Initially, appellant, in this appeal, was represented by Atty. Eldorado Lim, who filed a brief for the defense. On 04 October 2002, Fernandez, Pacheco & Dizon Law Offices filed its entry of appearance as being the new counsel for appellant only to be substituted later by Guzman, Tanedo, & Acain Law Offices. On 10 June 2003, the Court noted and granted the request of the law firm to be furnished with copies of all motions, orders, resolutions and judgment in connection with the case. On 01 September 2003, appellant filed a motion to remand the case for new trial. In his motion, appellant would attempt to overturn his conviction or, at the very least, to be given a chance for a new trial, citing Section 14, Rule 121, of the Rules on Criminal Procedure, because of newly discovered evidence, i.e., his passport which would establish his true identity as Huang Xiao Wei, a Chinese National, and as having entered the Philippines as a tourist. Invoking his constitutional right to an effective counsel, appellant chides his former counsel for having failed to secure and present his travel documents.

Issue:
Whether the passport of the accused may be considered newly discovered evidence which justifies his motion for a new trial?

Held:
No, The requisites of newly discovered evidence in order to justify a new trial are that – (a) the evidence is discovered after trial; (b) such evidence could not have been discovered and produced at the trial even with the exercise of reasonable diligence; and (c) the evidence is material, not merely cumulative, corroborative, or impeaching, and of such weight that, if admitted, would likely change the judgment.
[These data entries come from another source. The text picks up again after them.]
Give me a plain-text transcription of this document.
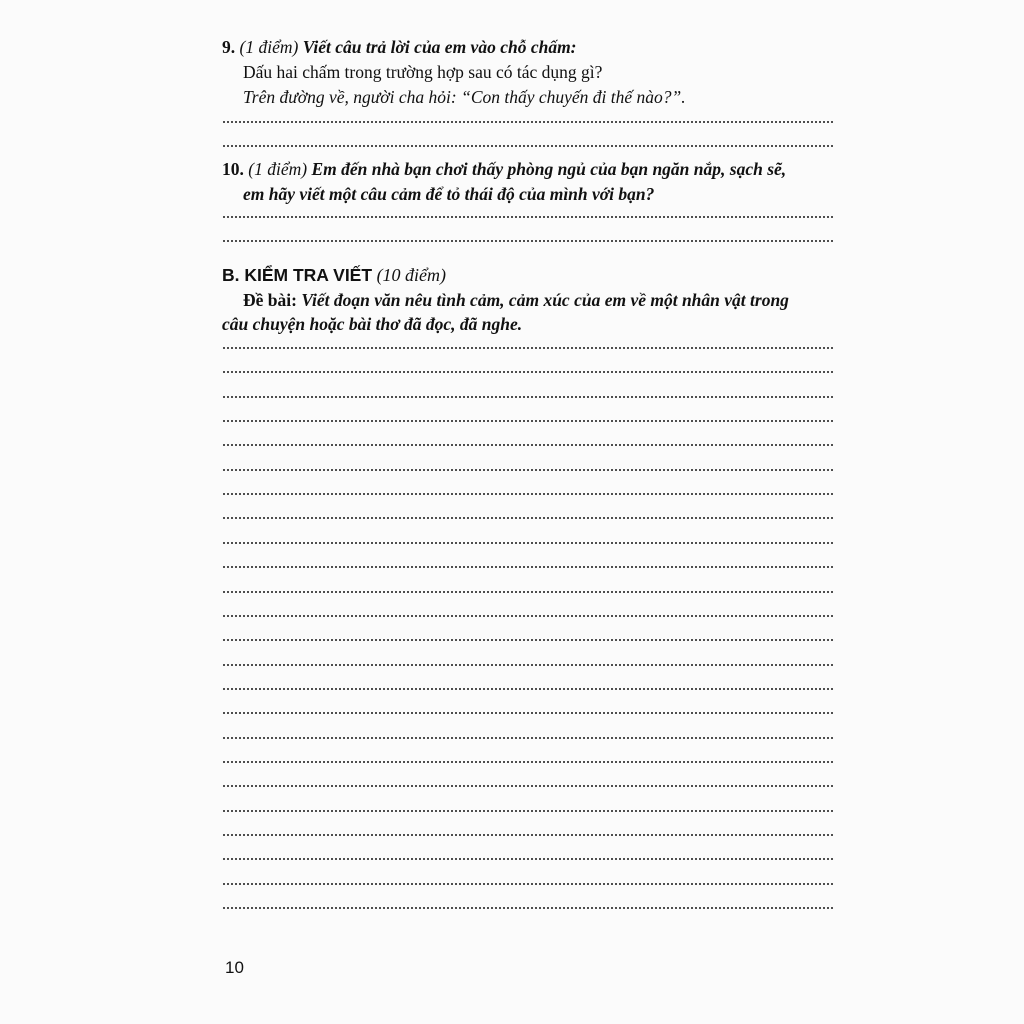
9. (1 điểm) Viết câu trả lời của em vào chỗ chấm:
Dấu hai chấm trong trường hợp sau có tác dụng gì?
Trên đường về, người cha hỏi: “Con thấy chuyến đi thế nào?”.
10. (1 điểm) Em đến nhà bạn chơi thấy phòng ngủ của bạn ngăn nắp, sạch sẽ,
em hãy viết một câu cảm để tỏ thái độ của mình với bạn?
B. KIỂM TRA VIẾT (10 điểm)
Đề bài: Viết đoạn văn nêu tình cảm, cảm xúc của em về một nhân vật trong
câu chuyện hoặc bài thơ đã đọc, đã nghe.
10
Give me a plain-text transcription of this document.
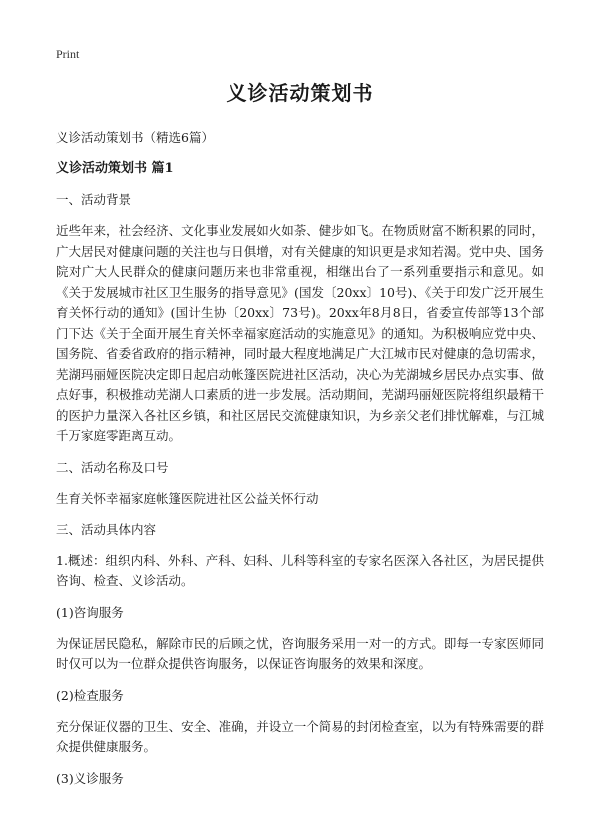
Print
义诊活动策划书

义诊活动策划书（精选6篇）

义诊活动策划书 篇1

一、活动背景

近些年来，社会经济、文化事业发展如火如荼、健步如飞。在物质财富不断积累的同时，广大居民对健康问题的关注也与日俱增，对有关健康的知识更是求知若渴。党中央、国务院对广大人民群众的健康问题历来也非常重视，相继出台了一系列重要指示和意见。如《关于发展城市社区卫生服务的指导意见》(国发〔20xx〕10号)、《关于印发广泛开展生育关怀行动的通知》(国计生协〔20xx〕73号)。20xx年8月8日，省委宣传部等13个部门下达《关于全面开展生育关怀幸福家庭活动的实施意见》的通知。为积极响应党中央、国务院、省委省政府的指示精神，同时最大程度地满足广大江城市民对健康的急切需求，芜湖玛丽娅医院决定即日起启动帐篷医院进社区活动，决心为芜湖城乡居民办点实事、做点好事，积极推动芜湖人口素质的进一步发展。活动期间，芜湖玛丽娅医院将组织最精干的医护力量深入各社区乡镇，和社区居民交流健康知识，为乡亲父老们排忧解难，与江城千万家庭零距离互动。

二、活动名称及口号

生育关怀幸福家庭帐篷医院进社区公益关怀行动

三、活动具体内容

1.概述：组织内科、外科、产科、妇科、儿科等科室的专家名医深入各社区，为居民提供咨询、检查、义诊活动。

(1)咨询服务

为保证居民隐私，解除市民的后顾之忧，咨询服务采用一对一的方式。即每一专家医师同时仅可以为一位群众提供咨询服务，以保证咨询服务的效果和深度。

(2)检查服务

充分保证仪器的卫生、安全、准确，并设立一个简易的封闭检查室，以为有特殊需要的群众提供健康服务。

(3)义诊服务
Not one of the requisites mentioned is attendant. Appellant’s passport could have easily been presented and produced during the trial. Then, too, the presentation of appellant’s passport, would hardly be material to the outcome of the case. Appellant was positively identified by the prosecution witnesses as being the perpetrator of the crime. Most importantly, appellant even identified himself as Li Ka Kim at the trial and not as Huang Xiao Wei, that bolsters the conclusion that appellant deliberately concealed his true identity in the nefarious enterprise.